Une vieille maîtresse
Toronto International Film Festival Program Book
2007
Une vieille maitresse | The Last Mistress
Catherine Breillat
FRANCE, 2007
French 114 minutes Colour/35mm
Production Company: Flach Film/CB Films/France 3 Cinema/Studio Canal/Buskin Film
Producer: Jean-Francois Lepetit
Screenplay: Catherine Breillat, based on the novel by Jules Barbey d’Aurevilly
Cinematographer: Yorgos Arvanitis
Editor: Pascale Chavance
Production Designer: Francois-Renaud Labarthe
Sound: Yves Osmu, Yves Levéque, Sylvain Lasseur, Roland Duboué, Emmanuel Croset Principal Cast: Asia Argento, Fu’ad Ait Aattou, Roxane Mesquida, Claude Sarraute, Yolande Moreau
Production: Flach Film
Heroically returning to the cinema after a near-fatal stroke, Catherine Breillat has lost none of her provocative brio. In fact, she has taken on the greatest logistical challenge of her career with Une vieille maîtresse, a gorgeous period piece that took eight months to shoot and cost as much as all her other films put together.

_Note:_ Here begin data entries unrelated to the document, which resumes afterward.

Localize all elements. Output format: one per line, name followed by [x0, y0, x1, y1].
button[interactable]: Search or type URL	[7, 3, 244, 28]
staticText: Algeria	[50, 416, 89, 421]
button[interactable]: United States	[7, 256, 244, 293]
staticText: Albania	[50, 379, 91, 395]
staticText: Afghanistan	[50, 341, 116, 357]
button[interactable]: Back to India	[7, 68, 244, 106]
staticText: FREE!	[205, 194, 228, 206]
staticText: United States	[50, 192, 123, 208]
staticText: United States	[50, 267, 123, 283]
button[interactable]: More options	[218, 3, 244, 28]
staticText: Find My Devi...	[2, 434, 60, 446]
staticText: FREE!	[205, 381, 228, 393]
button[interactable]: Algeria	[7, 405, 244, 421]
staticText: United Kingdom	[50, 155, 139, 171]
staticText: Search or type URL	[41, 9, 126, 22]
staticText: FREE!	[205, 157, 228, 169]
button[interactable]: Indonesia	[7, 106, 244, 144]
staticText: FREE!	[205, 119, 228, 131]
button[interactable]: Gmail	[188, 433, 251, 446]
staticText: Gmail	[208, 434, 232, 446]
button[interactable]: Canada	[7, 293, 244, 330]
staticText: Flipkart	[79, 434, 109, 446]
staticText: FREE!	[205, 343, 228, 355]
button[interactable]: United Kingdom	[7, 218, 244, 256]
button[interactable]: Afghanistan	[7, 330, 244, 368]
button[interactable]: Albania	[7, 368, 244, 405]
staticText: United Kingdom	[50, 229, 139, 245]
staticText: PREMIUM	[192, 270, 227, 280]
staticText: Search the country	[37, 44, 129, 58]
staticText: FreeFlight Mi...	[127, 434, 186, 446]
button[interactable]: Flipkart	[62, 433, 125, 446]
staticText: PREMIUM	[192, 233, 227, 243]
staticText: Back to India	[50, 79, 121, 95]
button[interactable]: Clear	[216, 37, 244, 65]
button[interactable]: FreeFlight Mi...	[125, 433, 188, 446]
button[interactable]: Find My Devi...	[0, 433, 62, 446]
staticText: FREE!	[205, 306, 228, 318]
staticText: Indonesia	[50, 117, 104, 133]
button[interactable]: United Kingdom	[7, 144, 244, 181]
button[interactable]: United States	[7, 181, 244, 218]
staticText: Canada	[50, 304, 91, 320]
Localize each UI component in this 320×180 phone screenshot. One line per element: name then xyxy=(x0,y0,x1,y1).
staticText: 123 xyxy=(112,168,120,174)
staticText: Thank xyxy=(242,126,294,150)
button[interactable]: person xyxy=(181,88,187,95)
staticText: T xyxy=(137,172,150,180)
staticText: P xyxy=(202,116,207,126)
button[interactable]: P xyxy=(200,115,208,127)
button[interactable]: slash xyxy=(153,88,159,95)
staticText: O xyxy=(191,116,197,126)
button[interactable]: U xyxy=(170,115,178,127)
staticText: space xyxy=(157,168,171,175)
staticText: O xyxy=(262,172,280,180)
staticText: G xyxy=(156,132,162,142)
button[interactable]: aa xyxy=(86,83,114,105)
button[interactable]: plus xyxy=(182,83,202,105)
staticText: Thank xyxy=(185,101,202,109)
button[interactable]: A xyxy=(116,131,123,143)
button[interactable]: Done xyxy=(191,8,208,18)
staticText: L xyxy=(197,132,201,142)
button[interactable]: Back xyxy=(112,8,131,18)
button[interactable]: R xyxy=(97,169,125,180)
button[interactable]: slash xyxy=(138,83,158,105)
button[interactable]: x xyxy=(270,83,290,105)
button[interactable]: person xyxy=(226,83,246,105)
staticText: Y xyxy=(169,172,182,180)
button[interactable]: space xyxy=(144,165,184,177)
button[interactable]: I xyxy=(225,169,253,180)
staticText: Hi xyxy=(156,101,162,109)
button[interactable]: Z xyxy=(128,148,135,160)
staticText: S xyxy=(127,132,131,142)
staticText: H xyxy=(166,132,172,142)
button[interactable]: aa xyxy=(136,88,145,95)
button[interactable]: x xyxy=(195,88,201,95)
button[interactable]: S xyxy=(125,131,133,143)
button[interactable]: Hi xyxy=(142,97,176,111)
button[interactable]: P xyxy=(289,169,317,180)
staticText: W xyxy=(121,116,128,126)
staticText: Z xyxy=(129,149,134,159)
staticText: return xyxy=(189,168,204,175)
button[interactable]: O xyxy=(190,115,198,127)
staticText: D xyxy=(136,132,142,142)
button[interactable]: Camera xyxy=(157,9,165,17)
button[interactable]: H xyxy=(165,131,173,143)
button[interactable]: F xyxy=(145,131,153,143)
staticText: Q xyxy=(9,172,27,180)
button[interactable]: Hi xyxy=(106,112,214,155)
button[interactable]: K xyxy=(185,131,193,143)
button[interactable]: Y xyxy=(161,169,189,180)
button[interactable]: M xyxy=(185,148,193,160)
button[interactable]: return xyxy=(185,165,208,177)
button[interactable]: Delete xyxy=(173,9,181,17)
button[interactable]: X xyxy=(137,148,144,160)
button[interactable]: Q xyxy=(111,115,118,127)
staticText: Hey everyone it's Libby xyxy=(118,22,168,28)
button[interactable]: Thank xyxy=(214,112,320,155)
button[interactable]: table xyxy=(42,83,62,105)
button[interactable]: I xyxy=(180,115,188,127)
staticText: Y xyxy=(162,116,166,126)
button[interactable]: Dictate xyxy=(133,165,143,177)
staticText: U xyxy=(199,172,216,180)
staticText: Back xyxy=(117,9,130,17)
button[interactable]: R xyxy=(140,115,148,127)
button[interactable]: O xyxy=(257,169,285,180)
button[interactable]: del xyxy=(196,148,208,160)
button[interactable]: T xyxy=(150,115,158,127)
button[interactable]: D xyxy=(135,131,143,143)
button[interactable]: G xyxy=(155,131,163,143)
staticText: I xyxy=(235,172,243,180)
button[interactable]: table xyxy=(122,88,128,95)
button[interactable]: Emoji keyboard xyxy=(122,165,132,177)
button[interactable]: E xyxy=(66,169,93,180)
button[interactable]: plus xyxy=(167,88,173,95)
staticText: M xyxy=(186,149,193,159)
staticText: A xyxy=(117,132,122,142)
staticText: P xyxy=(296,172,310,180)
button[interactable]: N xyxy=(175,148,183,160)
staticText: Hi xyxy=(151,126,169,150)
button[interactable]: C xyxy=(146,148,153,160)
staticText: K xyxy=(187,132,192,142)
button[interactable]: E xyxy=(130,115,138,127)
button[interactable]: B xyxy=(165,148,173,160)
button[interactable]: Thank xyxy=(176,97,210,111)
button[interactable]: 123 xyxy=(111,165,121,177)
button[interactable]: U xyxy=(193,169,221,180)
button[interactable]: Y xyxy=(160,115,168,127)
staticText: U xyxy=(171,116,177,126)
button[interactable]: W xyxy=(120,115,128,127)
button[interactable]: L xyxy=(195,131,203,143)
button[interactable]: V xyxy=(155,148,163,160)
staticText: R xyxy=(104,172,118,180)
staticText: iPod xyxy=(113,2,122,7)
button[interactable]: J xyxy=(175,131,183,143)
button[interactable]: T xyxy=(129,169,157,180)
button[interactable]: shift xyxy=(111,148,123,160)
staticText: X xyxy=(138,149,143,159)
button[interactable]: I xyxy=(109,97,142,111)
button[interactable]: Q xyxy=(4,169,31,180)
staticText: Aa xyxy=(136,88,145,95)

The film represents what one might call a “consistent change” for Breillat. While it does not engage in the shock tactics of À ma soeur! or Anatomie de l’enfer, she is still very much interested in women and sex, and their centrality to any discourse about gender, power and social construction: She also loves telling a titillating story—and this is a great one. Roughly inspired by early nineteenth-century writer Jules Barbey d’Aurevilly’s notorious novel of sexual intrigue, Une vieille maîtresse concerns the attempts of sexual libertine Vellini to interrupt the plans of her dissolute young lover, Ryno de Marigny, to marry the virtuous gem of the French aristocracy, Hermangarde (Roxane Mesquida). The film plays out through a series of extended conversations among aristocrats, deploying that hilarious and sophisticated dialect of French sexual intrigue associated with Les Liaisons dangereuses and its ilk. These wonderful exchanges are punctuated by bestial sex, when passion overrides courtly manners and good intentions get debased by lust.
Breillat has found a soulmate in the larger-than-life Asia Argento, who thrills as Vellini, the half-Spanish, foul-mouthed trollop of the Paris salon. She rips the screen apart with her passion and rage, making quick work of delicate Marigny (played by exquisite newcomer Fu’ad Ait Aattou, whose face is straight out of Caravaggio). Characteristically, Breillat creates a counterpoint to the heat between her actors with a cool, dispassionate camera, always a bit distant, observant and wary. The result is a magical journey that only an iconoclastic master like Breillat could deliver.
We also take a particular pride in this film as Argento and Breillat first met in Toronto at the Festival and discussed making the film here; its screening marks a kind of reunion and closes an artistically meaningful circle.